Editing user IDs associated with a GPG key

Back when one of my users created their GPG keys, they put some bogus text in the Comment field because they didn't realize the public nature of the field. So their name looks like:

Joe Smith (bogus text) jsmith@example.com

Which isn't really what we wanted it to look like. So the question is how to adjust the key on the fly using WinPT and publish the changes. We could just revoke the key and create a new one, but that would require re-signing and re-doing trust information for the new key.

According to various sources, the proper way to do this is with the "REVUID" command (not the "DELUID" command). While you can never remove a UID associated with your keys from the public key servers, a revocation tells people that the old identity (UID) is no longer used.
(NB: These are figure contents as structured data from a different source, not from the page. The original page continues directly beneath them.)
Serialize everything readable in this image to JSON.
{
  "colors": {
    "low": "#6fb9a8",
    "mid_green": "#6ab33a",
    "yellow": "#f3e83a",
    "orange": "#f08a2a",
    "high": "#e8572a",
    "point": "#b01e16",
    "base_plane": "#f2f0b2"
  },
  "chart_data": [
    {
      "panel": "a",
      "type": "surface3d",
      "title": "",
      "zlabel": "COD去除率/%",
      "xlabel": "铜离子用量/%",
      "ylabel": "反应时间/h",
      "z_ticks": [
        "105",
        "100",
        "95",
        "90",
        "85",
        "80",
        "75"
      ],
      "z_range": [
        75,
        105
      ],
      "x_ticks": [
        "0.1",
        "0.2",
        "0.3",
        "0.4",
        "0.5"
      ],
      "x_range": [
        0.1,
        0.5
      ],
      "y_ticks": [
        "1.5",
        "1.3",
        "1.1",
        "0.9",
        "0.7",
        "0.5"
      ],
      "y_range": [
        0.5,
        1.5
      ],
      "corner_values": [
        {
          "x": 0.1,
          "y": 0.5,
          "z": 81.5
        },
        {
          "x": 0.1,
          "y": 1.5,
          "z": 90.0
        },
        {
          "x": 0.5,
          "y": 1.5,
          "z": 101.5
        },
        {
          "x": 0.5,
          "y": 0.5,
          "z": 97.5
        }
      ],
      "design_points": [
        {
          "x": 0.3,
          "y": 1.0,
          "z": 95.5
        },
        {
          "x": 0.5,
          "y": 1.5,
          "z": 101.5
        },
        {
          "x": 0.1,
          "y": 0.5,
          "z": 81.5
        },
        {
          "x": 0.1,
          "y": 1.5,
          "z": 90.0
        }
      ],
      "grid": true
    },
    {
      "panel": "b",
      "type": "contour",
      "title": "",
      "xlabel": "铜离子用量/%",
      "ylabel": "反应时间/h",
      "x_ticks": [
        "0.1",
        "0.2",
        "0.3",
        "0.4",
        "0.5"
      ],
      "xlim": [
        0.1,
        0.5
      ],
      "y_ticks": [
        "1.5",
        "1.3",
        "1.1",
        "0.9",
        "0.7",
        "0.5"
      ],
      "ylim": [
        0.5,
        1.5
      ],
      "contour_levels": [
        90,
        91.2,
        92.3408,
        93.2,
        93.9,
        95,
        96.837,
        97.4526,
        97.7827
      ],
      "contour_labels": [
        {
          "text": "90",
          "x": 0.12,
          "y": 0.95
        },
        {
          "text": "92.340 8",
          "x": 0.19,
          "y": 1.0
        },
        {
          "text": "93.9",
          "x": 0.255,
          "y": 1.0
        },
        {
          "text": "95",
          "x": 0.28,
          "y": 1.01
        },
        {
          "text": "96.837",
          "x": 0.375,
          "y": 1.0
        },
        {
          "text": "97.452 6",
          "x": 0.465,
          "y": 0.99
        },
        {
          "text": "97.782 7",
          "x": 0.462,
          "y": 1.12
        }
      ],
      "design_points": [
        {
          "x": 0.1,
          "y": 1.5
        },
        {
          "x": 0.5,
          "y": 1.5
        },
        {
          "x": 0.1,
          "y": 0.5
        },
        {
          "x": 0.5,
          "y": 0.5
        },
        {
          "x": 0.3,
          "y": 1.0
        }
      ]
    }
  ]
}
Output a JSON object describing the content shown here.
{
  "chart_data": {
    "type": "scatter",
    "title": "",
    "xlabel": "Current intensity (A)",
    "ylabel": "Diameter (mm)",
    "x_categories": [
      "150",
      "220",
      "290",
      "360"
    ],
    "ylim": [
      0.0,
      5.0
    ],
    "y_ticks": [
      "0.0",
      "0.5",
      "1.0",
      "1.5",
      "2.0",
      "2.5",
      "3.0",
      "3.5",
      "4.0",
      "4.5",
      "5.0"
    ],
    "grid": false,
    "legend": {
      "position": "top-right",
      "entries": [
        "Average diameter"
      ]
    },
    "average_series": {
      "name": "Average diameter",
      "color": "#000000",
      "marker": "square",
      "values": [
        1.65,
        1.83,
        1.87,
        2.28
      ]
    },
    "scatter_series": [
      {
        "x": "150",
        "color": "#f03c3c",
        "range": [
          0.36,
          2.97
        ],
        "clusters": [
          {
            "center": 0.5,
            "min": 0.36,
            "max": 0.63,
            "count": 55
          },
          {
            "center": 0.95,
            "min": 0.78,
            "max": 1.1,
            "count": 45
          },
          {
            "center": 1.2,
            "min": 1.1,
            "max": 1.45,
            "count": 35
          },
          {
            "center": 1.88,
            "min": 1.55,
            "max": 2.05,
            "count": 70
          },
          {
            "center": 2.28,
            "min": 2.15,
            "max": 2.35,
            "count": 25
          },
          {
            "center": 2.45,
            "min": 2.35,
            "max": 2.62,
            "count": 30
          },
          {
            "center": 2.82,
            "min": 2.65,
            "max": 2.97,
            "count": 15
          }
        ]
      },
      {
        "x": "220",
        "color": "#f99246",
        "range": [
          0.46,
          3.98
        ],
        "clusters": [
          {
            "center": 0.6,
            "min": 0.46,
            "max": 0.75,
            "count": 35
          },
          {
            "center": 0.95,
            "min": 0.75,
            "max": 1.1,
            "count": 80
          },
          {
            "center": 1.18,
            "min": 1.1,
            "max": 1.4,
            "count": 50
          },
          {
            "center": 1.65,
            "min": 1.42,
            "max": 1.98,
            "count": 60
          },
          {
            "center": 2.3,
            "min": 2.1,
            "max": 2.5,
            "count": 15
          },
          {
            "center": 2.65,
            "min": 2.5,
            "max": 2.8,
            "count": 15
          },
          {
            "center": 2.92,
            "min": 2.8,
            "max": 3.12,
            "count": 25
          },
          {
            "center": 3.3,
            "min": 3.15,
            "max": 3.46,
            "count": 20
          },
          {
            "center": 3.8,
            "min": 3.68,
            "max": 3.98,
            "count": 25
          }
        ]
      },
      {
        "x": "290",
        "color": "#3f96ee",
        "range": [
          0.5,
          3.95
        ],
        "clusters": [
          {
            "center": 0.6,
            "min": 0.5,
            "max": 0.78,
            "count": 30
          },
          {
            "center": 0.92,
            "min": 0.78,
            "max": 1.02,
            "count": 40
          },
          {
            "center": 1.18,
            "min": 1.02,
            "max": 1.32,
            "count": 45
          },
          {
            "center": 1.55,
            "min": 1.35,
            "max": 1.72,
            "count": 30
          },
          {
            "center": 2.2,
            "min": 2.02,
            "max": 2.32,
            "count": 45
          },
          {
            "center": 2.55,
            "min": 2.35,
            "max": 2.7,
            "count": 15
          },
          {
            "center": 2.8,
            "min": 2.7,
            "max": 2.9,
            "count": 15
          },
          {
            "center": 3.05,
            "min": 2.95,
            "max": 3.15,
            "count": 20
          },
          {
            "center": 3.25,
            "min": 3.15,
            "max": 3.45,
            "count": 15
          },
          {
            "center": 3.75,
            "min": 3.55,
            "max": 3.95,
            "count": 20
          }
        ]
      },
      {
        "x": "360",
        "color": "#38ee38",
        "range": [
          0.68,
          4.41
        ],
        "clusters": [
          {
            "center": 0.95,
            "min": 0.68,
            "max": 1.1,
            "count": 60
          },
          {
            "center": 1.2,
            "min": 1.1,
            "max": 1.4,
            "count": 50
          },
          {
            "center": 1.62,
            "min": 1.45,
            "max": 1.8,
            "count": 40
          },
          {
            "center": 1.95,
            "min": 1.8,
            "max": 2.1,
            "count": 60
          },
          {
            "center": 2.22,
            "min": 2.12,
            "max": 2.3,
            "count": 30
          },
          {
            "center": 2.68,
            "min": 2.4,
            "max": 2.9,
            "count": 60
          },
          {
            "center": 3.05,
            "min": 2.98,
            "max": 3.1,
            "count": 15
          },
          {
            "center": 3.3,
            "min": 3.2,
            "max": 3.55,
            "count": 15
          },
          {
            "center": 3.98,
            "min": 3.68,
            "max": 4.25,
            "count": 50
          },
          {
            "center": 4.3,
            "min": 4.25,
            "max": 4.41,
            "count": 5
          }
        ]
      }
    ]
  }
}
Performing the key edit in WinPT:

1. Open up the WinPT key manager, find your key, right-click and choose "Key Edit"
   
2. The "Key Edit" window will display showing the keys associated with this key set (top pane) and the User IDs (UIDs) associated with the key set (lower pane).
   
3. Highlight the incorrect UID, pick "REVUID" from the Command list and click "Ok"
   
4. You will be prompted for your passphrase. Enter it.
   
5. You will be asked to confirm this operation.
   
6. The Validity column for this UID will now say "Revoked".
   
7. In the Command list, choose "ADDUID" and click "OK".
   
8. Enter the correct information for your new ID. Remember that all 3 fields are public information. Comment is typically either the name of your company or a website URL.
   
9. Backup your keys (especially the secret key).
   
10. Distribute your updated public key.
    

For information on backing up a key, see my previous post on GPG4Win.

Note #1: If you have multiple UIDs associated with a key, you can use the "PRIMARY" command to flag one of the UIDs as the default UID to display in the key list. Simply select "PRIMARY" from the Command list, highlight the UID you want as the primary and click "OK". However, this only works in WinPT... in most other implementations, the default UID is the last one added to the key.

Note #2: Prior to exporting the key or giving it to anyone else, you can use the DELUID to remove UIDs from the key. But once you have published a UID for a particular key, only the REVUID command will do what you want.